I’d been cruising along, filling spring turkey tags around the country, three of them on opening days in Texas, Vermont and Maine; my Florida bird dropped on day two. Enter New Hampshire. Time to pay some dues. On that state’s spring turkey opener, a particular vocal gobbler found three ways to beat me, coming inside range to my calls from behind me, in front of me (hidden in thick cover), and again behind me (unseen but heard), with his hen (where’d she come from?) swinging in to just several yards, even hopping onto a tree branch to check my position out. Cool stuff, for starters.
I hadn’t killed a wild turkey over a decoy all season; not in March, nor April nor early May. After that first day in NH, I started thinking it might help. The next time out, in a different location, I struck a gobbler in mid morning, worked that bird, and heard him hang up at around 80 yards in a pasture corner. Right where he could have easily seen the three hen decoys I had in front of me. That gobbler wanted the foam fakes to walk to him I guess, and it drifted off, gobbling. NH shooting hours close at noon. I left.

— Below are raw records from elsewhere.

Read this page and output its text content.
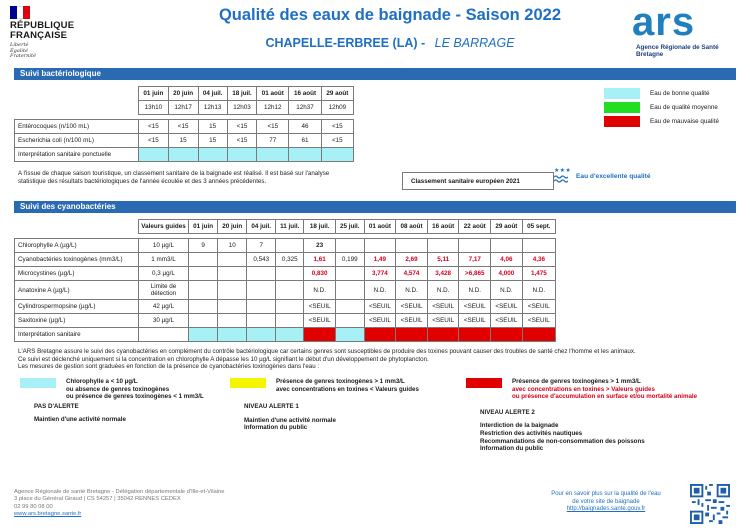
RÉPUBLIQUE
FRANÇAISE
Liberté
Égalité
Fraternité
Qualité des eaux de baignade - Saison 2022
CHAPELLE-ERBREE (LA) - LE BARRAGE	ars
Agence Régionale de Santé
Bretagne
Suivi bactériologique
	01 juin	20 juin	04 juil.	18 juil.	01 août	16 août	29 août
	13h10	12h17	12h13	12h03	12h12	12h37	12h09

Entérocoques (n/100 mL)	<15	<15	15	<15	<15	46	<15
Escherichia coli (n/100 mL)	<15	15	15	<15	77	61	<15
Interprétation sanitaire ponctuelle							
Eau de bonne qualité
Eau de qualité moyenne
Eau de mauvaise qualité
A l'issue de chaque saison touristique, un classement sanitaire de la baignade est réalisé. Il est basé sur l'analyse
statistique des résultats bactériologiques de l'année écoulée et des 3 années précédentes.	Classement sanitaire européen 2021
★★★
Eau d'excellente qualité
Suivi des cyanobactéries
	Valeurs guides	01 juin	20 juin	04 juil.	11 juil.	18 juil.	25 juil.	01 août	08 août	16 août	22 août	29 août	05 sept.

Chlorophylle A (µg/L)	10 µg/L	9	10	7		23							
Cyanobactéries toxinogènes (mm3/L)	1 mm3/L			0,543	0,325	1,61	0,199	1,49	2,69	5,11	7,17	4,06	4,36
Microcystines (µg/L)	0,3 µg/L					0,830		3,774	4,574	3,428	>6,865	4,000	1,475
Anatoxine A (µg/L)	Limite de détection					N.D.		N.D.	N.D.	N.D.	N.D.	N.D.	N.D.
Cylindrospermopsine (µg/L)	42 µg/L					<SEUIL		<SEUIL	<SEUIL	<SEUIL	<SEUIL	<SEUIL	<SEUIL
Saxitoxine (µg/L)	30 µg/L					<SEUIL		<SEUIL	<SEUIL	<SEUIL	<SEUIL	<SEUIL	<SEUIL
Interprétation sanitaire													
L'ARS Bretagne assure le suivi des cyanobactéries en complément du contrôle bactériologique car certains genres sont susceptibles de produire des toxines pouvant causer des troubles de santé chez l'homme et les animaux.
Ce suivi est déclenché uniquement si la concentration en chlorophylle A dépasse les 10 µg/L signifiant le début d'un développement de phytoplancton.
Les mesures de gestion sont graduées en fonction de la présence de cyanobactéries toxinogènes dans l'eau :
Chlorophylle a < 10 µg/L
ou absence de genres toxinogènes
ou présence de genres toxinogènes < 1 mm3/L
PAS D'ALERTE
Maintien d'une activité normale
Présence de genres toxinogènes > 1 mm3/L
avec concentrations en toxines < Valeurs guides
NIVEAU ALERTE 1
Maintien d'une activité normale
Information du public
Présence de genres toxinogènes > 1 mm3/L
avec concentrations en toxines > Valeurs guides
ou présence d'accumulation en surface et/ou mortalité animale
NIVEAU ALERTE 2
Interdiction de la baignade
Restriction des activités nautiques
Recommandations de non-consommation des poissons
Information du public
Agence Régionale de santé Bretagne - Délégation départementale d'Ille-et-Vilaine
3 place du Général Giraud | CS 54257 | 35042 RENNES CEDEX
02 99 80 08 00
www.ars.bretagne.sante.fr
Pour en savoir plus sur la qualité de l'eau
de votre site de baignade
http://baignades.sante.gouv.fr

That afternoon, a buddy phoned, checking in the way we turkey hunters do. The same thing had happened to him in Maine that morning. Gobbler watched his decoys at 80 yards or so, then walked off. Fast forward to my most recent Friday May 15 hunt for the tough NH gobbler. After hunting a new spot and striking out to silence, I returned to the scene of the crime. I eased slowly to that pasture corner where he’d last stood. It was 8:30 a.m. or so. Straight up, the gobbler cut off my first call, 50 yards away in the woods.
This time I decided to go without the hang-up dekes. For over an hour, he hammered, moving along a dirt path roughly 50 yards away in a finger of woods between two farms, never coming in, but obviously looking my way by the sounds of it. I heard him, never saw him, and added heavy doses of silence to my clucking and yelping. When he hammered back about 60 yards away in front of me, I clucked and yelped on both a mouth and friction call. To that, I added a gobble, pumping the call hard and fast. I mouth yelped one more time, and I cut that off with another gobble. I pointed my gun in that direction, waited.
Silence. Five minutes later if that, I heard a stick snap. Heard crunching in the leaves off my left shoulder, behind me. That gobbler had slipped in. Pinned down. I was sure he’d pass into my peripheral vision, cruise by into range, and drop in the pasture corner after my gun shot. A single cluck came from that position. “Where are you?” the turkey asked. No dekes in view, I didn’t respond. I next heard that bird gobble moving far away through property I couldn’t hunt. Game over.
What would you Strut Zoners have done to kill that turkey? Do you think decoys would have helped pull that gobbler the final yards? Do you guys use dekes? Always? Never? Sometimes? What now? Do I find a fresh bird or keep after this tough NH gobbler? Season ends May 31. It’s getting personal.